WRIGHT-PATTERSON AIR FORCE BASE, OHIO — President Bush said Thursday that the yearlong increased U.S. troop deployment in Iraq had allowed the country to "restart political and economic life" and take on a greater role in its own reconstruction while building a modern democracy on "the rubble of three decades of tyranny."
But he made clear his readiness to delay the withdrawal of U.S. forces, saying that as he considers his next steps, he will remember that "the progress in Iraq is real; it's substantive -- but it is reversible."
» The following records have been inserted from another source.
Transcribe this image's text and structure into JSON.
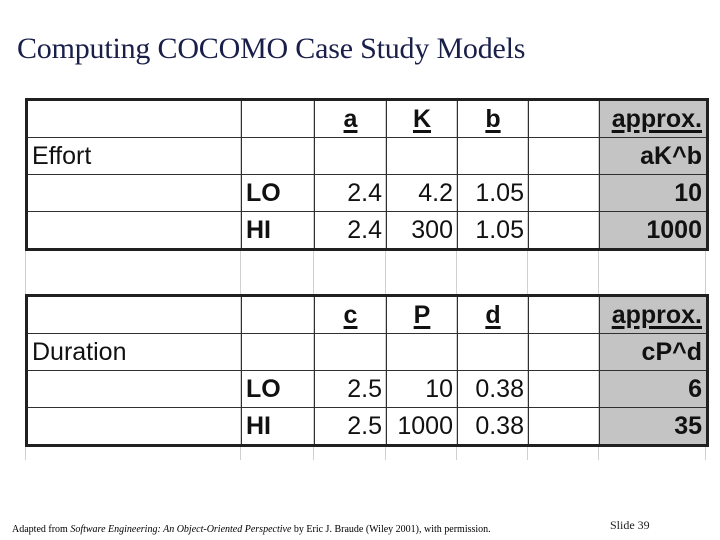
{
  "slide": {
    "title": "Computing COCOMO Case Study Models",
    "slide_number": "Slide 39"
  },
  "footer": {
    "prefix": "Adapted from ",
    "book_title": "Software Engineering: An Object-Oriented Perspective",
    "suffix": " by Eric J. Braude (Wiley 2001), with permission."
  },
  "effort_table": {
    "section_label": "Effort",
    "headers": [
      "a",
      "K",
      "b"
    ],
    "approx_header": "approx.",
    "formula": "aK^b",
    "rows": [
      {
        "label": "LO",
        "values": [
          "2.4",
          "4.2",
          "1.05"
        ],
        "approx": "10"
      },
      {
        "label": "HI",
        "values": [
          "2.4",
          "300",
          "1.05"
        ],
        "approx": "1000"
      }
    ]
  },
  "duration_table": {
    "section_label": "Duration",
    "headers": [
      "c",
      "P",
      "d"
    ],
    "approx_header": "approx.",
    "formula": "cP^d",
    "rows": [
      {
        "label": "LO",
        "values": [
          "2.5",
          "10",
          "0.38"
        ],
        "approx": "6"
      },
      {
        "label": "HI",
        "values": [
          "2.5",
          "1000",
          "0.38"
        ],
        "approx": "35"
      }
    ]
  },
  "colors": {
    "title": "#1a1f4a",
    "approx_fill": "#c4c4c4",
    "border": "#202020"
  }
}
And in an apparent broadside at political critics who he said had refused to acknowledge the achievements he sees, the president said that "now that political progress is picking up, they're looking for a new reason" to call for retreat.
Accusing some members of Congress of "hectoring" Iraqi leaders, he said: "They claim that our strategic interest is elsewhere, and that if we would just get out of Iraq, we could focus on the battles that really matter. . . .
"If America's strategic interests are not in Iraq . . . then where are they?" he asked.
The speech was Bush's third of three over the last three weeks intended to present a broad look at U.S. policy in Iraq, the course of the war and the conditions on the ground five years after the U.S. invaded to overthrow the government of Saddam Hussein.
He spoke to about 1,000 people, many of them Air Force personnel, at the National Museum of the United States Air Force at Wright-Patterson Air Force Base, on the outskirts of Dayton. He stood between an F-86 of Korean War vintage and a current fighter jet, the F-22, with a Predator drone displayed from the ceiling of the museum hangar and a B-52 a menacing presence to the side.
Critics challenged his assessment, contending that it was overly rosy and failed to present a course that would lead to withdrawal.
Steven A. Cook, a Middle East expert at the Council on Foreign Relations, said in a telephone interview that although the examples of progress Bush cited were accurate, the new Iraqi laws the president cited either "fall short or there are loopholes."
And, citing new fighting across the country as an "unraveling of the security situation," he said it was "tough to talk about progress one day after 100 people were killed in the worst violence in months."
Senate Majority Leader Harry Reid (D-Nev.) said in a written statement that Bush had "failed to give the American people a clear indication" that a plan for success was any closer now than in the last five years.